De heer Van Dijk i (SGP):
De fractie-Otten, de fractie-GO ziet zichzelf als dé fractie voor daadkracht, voor ondernemerschap. U heeft net als wij allemaal een heel indringende bijna ontroerende oproep gekregen van VNO-NCW, MKB-Nederland: alsjeblieft geen uitstel maar doorgaan, dit helpt ons. Zo'n oproep moet toch ook de heer Otten enigszins aan het twijfelen brengen.
De heer Otten (Fractie-Otten):
Nee, nee, helemaal niet. Ik sluit aan bij wat de heer Nicolaï net vertelde over het nieuw Burgerlijk Wetboek en de Algemene wet bestuursrecht. Toen ik rechten studeerde heb ik toevallig zelf meegemaakt dat je nog tijdelijk BW en nBW moest doen. Ik heb heel veel bestuursrecht gehad van professor Michiel Scheltema van D66 die twintig jaar lang aan de Algemene wet bestuursrecht heeft gewerkt. Hij is ook staatssecretaris geweest, wetgevingsjurist en hoogleraar.

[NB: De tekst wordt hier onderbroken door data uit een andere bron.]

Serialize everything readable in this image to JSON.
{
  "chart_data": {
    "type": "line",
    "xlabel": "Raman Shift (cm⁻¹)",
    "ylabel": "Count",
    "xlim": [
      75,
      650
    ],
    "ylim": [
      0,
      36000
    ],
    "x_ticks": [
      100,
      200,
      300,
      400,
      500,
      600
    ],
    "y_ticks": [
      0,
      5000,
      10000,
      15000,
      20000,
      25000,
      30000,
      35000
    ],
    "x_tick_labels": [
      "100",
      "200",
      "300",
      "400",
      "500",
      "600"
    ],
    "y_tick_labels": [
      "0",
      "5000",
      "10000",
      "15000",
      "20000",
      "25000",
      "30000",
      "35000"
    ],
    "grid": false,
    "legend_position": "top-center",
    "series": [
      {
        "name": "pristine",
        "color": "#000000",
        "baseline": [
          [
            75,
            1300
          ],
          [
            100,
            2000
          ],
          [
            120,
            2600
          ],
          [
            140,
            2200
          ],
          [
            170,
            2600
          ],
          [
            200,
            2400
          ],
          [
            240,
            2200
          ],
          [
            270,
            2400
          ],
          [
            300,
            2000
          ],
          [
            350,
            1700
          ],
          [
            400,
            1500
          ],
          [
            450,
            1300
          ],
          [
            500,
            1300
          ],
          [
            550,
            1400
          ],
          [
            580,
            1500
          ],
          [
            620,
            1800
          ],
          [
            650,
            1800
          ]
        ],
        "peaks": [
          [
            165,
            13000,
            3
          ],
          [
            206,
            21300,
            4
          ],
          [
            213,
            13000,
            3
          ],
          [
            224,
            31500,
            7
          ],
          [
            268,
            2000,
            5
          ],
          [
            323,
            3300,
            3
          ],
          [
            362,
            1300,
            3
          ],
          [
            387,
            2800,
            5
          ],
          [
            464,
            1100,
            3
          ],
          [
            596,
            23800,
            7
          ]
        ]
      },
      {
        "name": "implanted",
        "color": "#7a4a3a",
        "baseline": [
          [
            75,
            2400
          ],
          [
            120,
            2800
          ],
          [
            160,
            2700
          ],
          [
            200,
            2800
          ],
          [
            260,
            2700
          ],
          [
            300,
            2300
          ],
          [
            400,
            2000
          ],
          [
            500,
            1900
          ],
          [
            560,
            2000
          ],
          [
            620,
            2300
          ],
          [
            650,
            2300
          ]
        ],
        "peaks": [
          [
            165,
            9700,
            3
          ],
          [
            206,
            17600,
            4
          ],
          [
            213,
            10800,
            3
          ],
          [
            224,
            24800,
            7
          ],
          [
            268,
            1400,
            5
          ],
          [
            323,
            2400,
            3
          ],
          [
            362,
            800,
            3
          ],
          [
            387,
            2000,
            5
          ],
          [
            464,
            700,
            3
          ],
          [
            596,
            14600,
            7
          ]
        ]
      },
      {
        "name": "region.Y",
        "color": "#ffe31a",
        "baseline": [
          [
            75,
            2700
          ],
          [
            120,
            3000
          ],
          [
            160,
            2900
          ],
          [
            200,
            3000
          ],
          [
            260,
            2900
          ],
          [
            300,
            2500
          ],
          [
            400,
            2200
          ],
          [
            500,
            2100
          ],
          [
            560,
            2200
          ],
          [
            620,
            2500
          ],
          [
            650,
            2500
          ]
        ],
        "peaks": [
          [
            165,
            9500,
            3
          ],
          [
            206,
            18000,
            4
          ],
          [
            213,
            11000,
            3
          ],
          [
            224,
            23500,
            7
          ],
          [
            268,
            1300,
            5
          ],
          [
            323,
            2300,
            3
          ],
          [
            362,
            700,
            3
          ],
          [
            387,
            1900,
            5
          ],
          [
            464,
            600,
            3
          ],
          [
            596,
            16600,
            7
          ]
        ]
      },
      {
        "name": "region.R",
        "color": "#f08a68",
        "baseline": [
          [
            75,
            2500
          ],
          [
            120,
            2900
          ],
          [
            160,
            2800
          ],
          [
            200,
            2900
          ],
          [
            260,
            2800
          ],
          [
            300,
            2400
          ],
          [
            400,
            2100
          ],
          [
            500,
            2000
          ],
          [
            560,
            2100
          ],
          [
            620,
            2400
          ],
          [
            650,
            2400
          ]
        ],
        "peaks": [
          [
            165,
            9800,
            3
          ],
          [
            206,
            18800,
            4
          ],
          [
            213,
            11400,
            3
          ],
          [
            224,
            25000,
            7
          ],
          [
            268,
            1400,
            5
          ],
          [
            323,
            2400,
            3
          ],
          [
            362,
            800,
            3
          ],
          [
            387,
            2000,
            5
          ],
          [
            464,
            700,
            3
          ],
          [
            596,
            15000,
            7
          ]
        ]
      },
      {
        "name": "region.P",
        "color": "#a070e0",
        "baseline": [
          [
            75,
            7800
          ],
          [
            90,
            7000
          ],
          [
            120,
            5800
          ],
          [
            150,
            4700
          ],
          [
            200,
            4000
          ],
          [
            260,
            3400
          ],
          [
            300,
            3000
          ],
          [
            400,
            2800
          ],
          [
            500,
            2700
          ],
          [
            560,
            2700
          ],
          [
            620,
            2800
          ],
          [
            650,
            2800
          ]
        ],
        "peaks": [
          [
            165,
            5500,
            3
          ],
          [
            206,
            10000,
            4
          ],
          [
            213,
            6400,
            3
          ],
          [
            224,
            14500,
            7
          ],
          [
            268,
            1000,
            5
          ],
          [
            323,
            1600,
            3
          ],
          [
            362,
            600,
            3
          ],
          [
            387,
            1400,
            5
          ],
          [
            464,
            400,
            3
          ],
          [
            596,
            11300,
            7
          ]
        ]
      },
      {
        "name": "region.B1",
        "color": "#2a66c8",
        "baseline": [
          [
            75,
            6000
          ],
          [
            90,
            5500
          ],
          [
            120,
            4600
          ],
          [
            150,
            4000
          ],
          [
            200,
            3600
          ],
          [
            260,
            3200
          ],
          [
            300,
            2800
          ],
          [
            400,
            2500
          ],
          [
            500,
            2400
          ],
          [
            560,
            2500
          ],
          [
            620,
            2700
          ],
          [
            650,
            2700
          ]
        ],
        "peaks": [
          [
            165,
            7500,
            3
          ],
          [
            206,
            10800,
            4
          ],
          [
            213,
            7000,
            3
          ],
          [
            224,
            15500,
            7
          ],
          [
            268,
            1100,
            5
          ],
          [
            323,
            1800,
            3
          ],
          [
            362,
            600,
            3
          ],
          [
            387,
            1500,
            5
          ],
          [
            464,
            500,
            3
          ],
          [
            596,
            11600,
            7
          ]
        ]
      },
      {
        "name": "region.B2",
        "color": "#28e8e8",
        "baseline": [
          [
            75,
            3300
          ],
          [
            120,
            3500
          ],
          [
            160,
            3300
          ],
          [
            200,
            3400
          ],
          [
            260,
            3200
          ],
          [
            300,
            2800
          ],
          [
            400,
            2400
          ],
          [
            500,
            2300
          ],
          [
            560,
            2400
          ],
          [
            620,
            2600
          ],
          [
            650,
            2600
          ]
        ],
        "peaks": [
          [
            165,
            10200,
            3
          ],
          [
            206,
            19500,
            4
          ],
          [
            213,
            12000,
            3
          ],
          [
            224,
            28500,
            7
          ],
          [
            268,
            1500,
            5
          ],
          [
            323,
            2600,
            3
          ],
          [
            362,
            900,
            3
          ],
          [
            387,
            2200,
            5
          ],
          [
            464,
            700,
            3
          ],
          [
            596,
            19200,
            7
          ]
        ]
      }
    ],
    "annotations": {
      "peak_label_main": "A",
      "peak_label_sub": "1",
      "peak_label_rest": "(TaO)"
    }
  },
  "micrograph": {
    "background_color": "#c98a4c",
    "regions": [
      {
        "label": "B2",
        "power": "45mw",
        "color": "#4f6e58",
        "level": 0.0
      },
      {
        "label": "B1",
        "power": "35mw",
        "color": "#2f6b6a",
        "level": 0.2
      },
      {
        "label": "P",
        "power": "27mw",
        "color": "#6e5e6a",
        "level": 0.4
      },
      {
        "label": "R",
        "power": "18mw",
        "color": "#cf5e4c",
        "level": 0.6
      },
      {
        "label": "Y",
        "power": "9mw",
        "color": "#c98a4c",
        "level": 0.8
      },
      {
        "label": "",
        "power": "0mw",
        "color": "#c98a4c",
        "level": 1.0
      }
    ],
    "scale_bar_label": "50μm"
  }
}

Die wet werd heel zorgvuldig en gefaseerd ingevoerd, precies zoals Nicolaï eerder zei. Dit is een ondoordacht monstrum van een wet die er even doorheen wordt gejast. We hebben een goedontwikkeld bestuursrechtsyteem in Nederland met jarenlange jurisprudentie van de Raad van State, noem maar op. Het is ook afgekaart tussen de Hoge Raad en de Raad van State, zowel qua civielrecht als bestuursrecht. We zetten heel veel dingen op het spel om een bestaand systeem dat prima werkt te vervangen omdat we iets nieuws moesten bedenken. Daarom zeg ik ook: if it ain't broke, don't fix it.
De heer Van Dijk (SGP):
Helder. Afrondend constateer ik dat de heer Otten ook zo'n oproep van VNO-NCW, MKB-Nederland, waar de SGP iets meer dan vertrouwen in heeft, heel gemakkelijk naast zich neerlegt.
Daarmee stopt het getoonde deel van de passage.